As time goes by, I share the trick of roughly counting the number of objects in a row (they need to see the bottom of the jar to do this) and then using repeated addition to approximate the total.  For many, this skill is pretty advanced and often ignored, but it's a great way to reach all your learners and to encourage a new level of thinking/reasoning.

We spend some time talking about how our estimations are guesses, and that we might be wrong, and that's OK.  We also talk about making a guess that makes sense (is reasonable).  For example, it does not make sense to guess that there are 900 spider rings in a jar this size, but it might be reasonable guess that there are close to 100.

Then, it's time to estimate. I walk from table group to table group and show them the full jar, up close. I make sure each student has a chance to get a good look before moving on.

When my students are ready to record their estimation, I have them do so with a crayon. Crayon is hard to erase and is a more permanent means of recording their estimation.  Using crayon prevents them from erasing and changing their estimation if it is "wrong."  In the mind of many 7 year olds, if their guess doesn't match the actual amount, it's wrong.  I want them to understand that it's a guess and therefore doesn't need to be changed.  I remind them that if their guess was way off from the actual amount, it just means they need more practice with making estimations.

NOTE: When students make their estimations, they are usually pretty far off target in the beginning, and that's OK.  Over time, most of them get better at this skill.  Just remember, it's an exercise in reasoning and exposure to a skill.  I don't grade my students on this nor do I put any pressure on them. It's a fun way for us to practice a skill that will eventually translate into their everyday life.

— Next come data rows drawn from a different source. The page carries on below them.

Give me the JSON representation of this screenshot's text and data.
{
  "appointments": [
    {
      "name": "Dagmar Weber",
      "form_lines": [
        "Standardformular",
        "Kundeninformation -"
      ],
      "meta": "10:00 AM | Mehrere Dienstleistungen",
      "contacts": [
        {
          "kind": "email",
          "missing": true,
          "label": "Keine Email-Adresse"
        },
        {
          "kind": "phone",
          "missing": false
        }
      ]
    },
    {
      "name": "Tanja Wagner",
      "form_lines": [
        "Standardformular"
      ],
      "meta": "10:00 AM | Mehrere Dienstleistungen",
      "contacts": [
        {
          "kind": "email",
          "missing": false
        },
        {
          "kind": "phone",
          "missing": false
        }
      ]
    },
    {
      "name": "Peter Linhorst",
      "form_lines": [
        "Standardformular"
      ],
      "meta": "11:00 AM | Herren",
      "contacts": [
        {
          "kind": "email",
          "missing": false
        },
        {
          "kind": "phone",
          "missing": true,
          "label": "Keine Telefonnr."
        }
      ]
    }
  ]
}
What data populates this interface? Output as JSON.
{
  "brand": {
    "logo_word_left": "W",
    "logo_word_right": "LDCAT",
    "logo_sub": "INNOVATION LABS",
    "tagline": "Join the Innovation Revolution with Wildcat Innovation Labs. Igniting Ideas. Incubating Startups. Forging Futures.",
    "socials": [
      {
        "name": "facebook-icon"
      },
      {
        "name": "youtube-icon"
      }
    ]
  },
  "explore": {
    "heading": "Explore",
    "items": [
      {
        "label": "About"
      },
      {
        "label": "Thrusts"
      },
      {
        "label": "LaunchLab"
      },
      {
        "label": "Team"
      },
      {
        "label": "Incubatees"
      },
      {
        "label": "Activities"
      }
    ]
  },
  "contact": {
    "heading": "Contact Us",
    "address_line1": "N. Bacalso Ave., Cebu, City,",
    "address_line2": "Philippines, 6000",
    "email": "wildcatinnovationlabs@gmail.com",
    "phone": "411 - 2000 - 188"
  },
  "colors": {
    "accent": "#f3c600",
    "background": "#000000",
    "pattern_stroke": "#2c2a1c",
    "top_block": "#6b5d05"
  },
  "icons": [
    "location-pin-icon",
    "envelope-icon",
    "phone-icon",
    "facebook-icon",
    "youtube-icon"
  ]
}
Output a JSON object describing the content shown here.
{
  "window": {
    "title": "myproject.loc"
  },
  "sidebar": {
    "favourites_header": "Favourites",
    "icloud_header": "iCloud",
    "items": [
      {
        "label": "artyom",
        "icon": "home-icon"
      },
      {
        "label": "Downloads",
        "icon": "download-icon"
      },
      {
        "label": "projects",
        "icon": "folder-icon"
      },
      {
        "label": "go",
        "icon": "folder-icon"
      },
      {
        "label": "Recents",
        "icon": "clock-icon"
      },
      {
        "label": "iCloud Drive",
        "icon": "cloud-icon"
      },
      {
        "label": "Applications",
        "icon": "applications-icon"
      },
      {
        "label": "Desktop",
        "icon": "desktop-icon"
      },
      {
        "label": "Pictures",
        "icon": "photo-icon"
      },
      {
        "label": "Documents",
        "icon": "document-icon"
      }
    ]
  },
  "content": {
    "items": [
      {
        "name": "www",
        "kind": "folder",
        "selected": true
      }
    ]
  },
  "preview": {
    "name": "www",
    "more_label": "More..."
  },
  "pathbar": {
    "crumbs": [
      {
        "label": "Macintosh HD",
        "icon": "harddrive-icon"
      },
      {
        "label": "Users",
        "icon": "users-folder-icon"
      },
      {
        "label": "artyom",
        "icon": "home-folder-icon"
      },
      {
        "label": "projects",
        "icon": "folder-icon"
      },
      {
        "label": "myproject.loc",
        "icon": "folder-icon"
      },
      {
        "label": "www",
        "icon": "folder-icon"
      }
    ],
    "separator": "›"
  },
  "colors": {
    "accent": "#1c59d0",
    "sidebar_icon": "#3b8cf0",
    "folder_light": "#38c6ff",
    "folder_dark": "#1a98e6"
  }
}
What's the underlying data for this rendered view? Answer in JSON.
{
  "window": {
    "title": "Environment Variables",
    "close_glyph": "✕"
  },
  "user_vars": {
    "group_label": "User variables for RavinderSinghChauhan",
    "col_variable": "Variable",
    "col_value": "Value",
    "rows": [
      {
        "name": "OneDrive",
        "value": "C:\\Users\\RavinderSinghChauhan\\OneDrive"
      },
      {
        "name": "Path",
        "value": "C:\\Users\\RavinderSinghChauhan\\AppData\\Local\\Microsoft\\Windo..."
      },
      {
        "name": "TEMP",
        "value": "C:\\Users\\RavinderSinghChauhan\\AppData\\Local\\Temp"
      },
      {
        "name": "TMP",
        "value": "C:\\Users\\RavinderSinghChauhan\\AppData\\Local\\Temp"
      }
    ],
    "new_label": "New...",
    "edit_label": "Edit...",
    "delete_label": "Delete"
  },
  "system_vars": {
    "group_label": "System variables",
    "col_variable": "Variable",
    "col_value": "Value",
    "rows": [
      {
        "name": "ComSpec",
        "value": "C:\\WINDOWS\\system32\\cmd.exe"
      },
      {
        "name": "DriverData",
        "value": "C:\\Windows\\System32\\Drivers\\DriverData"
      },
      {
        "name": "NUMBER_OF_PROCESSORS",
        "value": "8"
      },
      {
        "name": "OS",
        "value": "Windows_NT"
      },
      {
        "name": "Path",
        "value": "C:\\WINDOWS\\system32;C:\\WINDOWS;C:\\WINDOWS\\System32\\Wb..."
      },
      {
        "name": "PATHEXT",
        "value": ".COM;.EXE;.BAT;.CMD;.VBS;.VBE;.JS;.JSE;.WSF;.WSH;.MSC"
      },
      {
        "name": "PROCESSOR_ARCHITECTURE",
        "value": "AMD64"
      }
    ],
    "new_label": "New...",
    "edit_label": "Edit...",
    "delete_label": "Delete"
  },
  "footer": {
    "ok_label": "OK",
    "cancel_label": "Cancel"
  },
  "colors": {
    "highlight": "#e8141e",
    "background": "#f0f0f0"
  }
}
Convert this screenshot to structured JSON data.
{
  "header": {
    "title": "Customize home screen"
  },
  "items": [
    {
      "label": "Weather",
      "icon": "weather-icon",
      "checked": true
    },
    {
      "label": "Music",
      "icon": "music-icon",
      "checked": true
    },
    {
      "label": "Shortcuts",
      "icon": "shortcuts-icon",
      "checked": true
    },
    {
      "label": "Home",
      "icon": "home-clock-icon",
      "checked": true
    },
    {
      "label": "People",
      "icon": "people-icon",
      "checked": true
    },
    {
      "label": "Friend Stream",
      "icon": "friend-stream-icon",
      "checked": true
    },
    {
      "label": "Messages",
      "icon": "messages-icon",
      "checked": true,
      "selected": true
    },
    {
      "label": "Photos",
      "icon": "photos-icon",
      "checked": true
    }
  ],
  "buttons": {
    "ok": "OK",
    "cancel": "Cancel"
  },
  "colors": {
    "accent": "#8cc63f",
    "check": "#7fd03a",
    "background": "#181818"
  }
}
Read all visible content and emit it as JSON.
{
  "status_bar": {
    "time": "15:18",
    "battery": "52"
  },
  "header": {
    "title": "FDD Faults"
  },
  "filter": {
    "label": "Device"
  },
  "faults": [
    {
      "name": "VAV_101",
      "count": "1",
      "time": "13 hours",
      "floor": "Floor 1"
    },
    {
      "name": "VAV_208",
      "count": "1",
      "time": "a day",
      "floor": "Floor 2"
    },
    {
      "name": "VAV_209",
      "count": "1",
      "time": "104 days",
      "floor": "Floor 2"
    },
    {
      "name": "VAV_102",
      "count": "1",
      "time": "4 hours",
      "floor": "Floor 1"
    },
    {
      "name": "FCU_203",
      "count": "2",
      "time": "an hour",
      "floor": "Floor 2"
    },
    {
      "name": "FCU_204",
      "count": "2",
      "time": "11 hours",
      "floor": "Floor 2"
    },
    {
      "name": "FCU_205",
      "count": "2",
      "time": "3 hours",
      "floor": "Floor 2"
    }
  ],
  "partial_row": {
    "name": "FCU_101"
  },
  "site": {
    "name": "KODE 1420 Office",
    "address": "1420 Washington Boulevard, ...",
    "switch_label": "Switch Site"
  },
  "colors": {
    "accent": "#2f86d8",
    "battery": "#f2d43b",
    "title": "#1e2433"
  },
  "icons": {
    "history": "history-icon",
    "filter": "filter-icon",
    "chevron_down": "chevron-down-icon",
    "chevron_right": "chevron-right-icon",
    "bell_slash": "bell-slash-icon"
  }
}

Once everyone has had a chance to make their estimation, it's time to count up all the objects!  I leave this to the kids.  I place a tray at each table group and dump some of the objects from the jar onto the trays.  The students have to work together to figure out how many objects they have.  I teach them to group the objects into tens for quick and easy counting.

When the groups have figured out how many objects they have, one student reports the amount to me and I write it on the board.  Once all the totals are written on the board, we add them up to determine how many objects were in the jar.  This is a great way to expose them to adding multi-digit numbers.

Then, we talk about how close/far away our estimations were.

Finally, the students spend a few minutes drawing the contents of the estimation jar in their journal.

You can grab a copy of the journal HERE.  Simply copy as many blank student pages as desired and staple them together to create a journal for each student.  :)

The great thing about estimation is you can cover this skill as often as you want.  Any amount of practice is going to be beneficial, and it's always lots of fun for the kids.  Happy estimating!